Development of a thermally synthesized Co3O4 nanoparticle-based electrochemical sensor for synephrine detection in sports supplements

This study presents the development of an enhanced electrochemical sensing platform utilizing thermally synthesized Co₃O₄ nanoparticles for synephrine quantification in sports supplements. The nanoparticles, characterized by XRD, SEM, FTIR, and XPS, exhibited a well-defined cubic spinel structure with particle sizes ranging from 30–50 nm. XRD confirmed the material's crystallinity and structure, while SEM revealed quasi-spherical morphology and uniform particle distribution.

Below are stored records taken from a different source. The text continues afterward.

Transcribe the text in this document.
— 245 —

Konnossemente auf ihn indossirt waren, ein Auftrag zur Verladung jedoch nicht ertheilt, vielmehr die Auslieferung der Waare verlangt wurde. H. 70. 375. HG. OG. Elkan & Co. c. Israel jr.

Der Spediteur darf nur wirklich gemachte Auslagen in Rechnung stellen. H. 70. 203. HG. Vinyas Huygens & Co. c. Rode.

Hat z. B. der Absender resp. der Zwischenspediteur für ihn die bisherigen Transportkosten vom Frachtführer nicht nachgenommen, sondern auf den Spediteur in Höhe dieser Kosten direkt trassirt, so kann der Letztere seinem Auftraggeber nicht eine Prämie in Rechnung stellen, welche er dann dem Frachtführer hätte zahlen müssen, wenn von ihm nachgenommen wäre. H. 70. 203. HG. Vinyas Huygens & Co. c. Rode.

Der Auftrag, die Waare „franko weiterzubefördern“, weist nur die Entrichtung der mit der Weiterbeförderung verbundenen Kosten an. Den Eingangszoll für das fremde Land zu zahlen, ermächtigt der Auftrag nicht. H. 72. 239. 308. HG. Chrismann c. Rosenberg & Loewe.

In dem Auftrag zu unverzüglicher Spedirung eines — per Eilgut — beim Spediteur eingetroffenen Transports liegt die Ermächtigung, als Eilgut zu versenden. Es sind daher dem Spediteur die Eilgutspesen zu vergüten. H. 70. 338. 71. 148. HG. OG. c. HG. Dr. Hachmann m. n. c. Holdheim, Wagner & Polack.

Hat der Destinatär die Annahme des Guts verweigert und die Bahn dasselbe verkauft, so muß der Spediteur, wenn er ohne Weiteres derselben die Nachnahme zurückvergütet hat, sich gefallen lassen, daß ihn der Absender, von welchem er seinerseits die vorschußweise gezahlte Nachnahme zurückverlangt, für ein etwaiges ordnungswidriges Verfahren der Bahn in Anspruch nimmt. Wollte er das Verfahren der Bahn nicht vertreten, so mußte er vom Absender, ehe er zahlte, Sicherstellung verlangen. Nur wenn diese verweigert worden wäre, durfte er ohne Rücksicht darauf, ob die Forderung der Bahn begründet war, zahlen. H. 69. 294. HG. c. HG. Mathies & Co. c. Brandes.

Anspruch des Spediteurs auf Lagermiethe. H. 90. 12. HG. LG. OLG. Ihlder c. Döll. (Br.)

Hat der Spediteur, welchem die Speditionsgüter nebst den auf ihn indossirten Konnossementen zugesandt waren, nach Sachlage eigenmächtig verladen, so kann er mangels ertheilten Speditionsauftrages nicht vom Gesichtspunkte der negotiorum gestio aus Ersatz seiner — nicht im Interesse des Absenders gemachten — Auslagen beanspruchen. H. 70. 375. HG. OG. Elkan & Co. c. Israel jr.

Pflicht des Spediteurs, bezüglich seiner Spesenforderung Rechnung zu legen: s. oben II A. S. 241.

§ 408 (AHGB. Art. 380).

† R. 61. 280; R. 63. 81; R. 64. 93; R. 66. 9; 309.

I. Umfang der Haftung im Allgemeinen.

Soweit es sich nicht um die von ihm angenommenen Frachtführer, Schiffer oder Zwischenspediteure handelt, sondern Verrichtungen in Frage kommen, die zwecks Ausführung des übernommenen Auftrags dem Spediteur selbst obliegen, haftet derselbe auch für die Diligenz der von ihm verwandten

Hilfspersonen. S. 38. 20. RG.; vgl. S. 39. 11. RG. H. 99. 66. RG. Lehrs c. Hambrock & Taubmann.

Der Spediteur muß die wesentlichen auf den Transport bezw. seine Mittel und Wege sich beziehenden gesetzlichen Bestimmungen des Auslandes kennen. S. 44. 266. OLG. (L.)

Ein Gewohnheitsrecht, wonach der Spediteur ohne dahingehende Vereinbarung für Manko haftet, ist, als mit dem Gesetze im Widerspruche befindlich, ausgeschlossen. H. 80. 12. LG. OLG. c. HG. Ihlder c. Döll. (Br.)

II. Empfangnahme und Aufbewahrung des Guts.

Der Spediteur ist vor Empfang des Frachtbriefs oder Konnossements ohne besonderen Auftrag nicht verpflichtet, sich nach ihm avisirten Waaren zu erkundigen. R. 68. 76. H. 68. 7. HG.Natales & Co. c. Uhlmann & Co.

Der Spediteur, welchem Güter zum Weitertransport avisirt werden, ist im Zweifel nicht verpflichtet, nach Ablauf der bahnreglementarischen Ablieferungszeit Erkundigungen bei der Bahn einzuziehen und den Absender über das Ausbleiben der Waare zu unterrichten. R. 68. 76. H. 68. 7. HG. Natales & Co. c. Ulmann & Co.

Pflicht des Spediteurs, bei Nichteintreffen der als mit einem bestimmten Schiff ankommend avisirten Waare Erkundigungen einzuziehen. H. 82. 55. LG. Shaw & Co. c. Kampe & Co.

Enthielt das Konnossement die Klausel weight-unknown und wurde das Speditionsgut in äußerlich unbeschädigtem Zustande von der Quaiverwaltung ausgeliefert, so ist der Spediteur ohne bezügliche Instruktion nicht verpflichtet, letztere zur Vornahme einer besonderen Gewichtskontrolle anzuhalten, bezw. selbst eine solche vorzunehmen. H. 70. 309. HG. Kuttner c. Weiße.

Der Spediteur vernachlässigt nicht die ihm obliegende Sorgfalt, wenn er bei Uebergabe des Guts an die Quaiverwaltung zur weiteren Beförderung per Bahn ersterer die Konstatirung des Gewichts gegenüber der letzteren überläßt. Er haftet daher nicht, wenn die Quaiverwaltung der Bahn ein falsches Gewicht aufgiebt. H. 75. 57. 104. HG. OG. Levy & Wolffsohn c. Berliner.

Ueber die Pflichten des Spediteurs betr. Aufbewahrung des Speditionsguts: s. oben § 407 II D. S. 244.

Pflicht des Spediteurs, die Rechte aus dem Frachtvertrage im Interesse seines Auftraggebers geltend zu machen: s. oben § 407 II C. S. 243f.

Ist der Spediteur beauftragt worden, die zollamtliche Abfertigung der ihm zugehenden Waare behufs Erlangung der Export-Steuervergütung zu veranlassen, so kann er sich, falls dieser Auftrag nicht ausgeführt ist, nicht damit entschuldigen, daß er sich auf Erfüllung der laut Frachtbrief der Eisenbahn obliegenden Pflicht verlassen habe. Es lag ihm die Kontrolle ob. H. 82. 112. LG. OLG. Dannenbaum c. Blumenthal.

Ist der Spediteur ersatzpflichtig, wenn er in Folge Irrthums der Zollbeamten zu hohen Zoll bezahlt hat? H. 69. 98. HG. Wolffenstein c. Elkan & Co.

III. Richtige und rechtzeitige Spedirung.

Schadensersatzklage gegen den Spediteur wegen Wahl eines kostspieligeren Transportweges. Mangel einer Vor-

FTIR identified Co–O stretching vibrations, validating the spinel framework, and XPS provided insights into cobalt oxidation states (Co²⁺/Co³⁺) and lattice oxygen. The modified electrode demonstrated superior electrochemical performance, with a 67 % increase in peak current response (from 85 μA to 142 μA) and improved electron transfer kinetics. Differential pulse voltammetry measurements under optimized conditions showed excellent analytical performance with two distinct linear ranges (0.1–10 μM and 10–100 μM). The method achieved high selectivity against common interferents at 100-fold excess concentrations, with minimal interference from caffeine and ephedrine at 10-fold excess. Analysis of ten commercial supplements showed synephrine recovery rates of 97.5–102.3 % with RSDs below 4.5 %. The method's stability was confirmed through intra-day (RSD = 2.5 %) and inter-day (RSD = 4.2 %) precision studies. This electrochemical platform aligns with current regulatory needs for accurate and reliable synephrine quantification, offering a rapid and cost-effective alternative to traditional chromatographic techniques. Its simplicity, scalability, and potential for integration into portable or automated systems highlight its promise for commercialization and routine quality control in the sports supplement industry. Future improvements could focus on further miniaturization and full automation to enhance its applicability in field settings.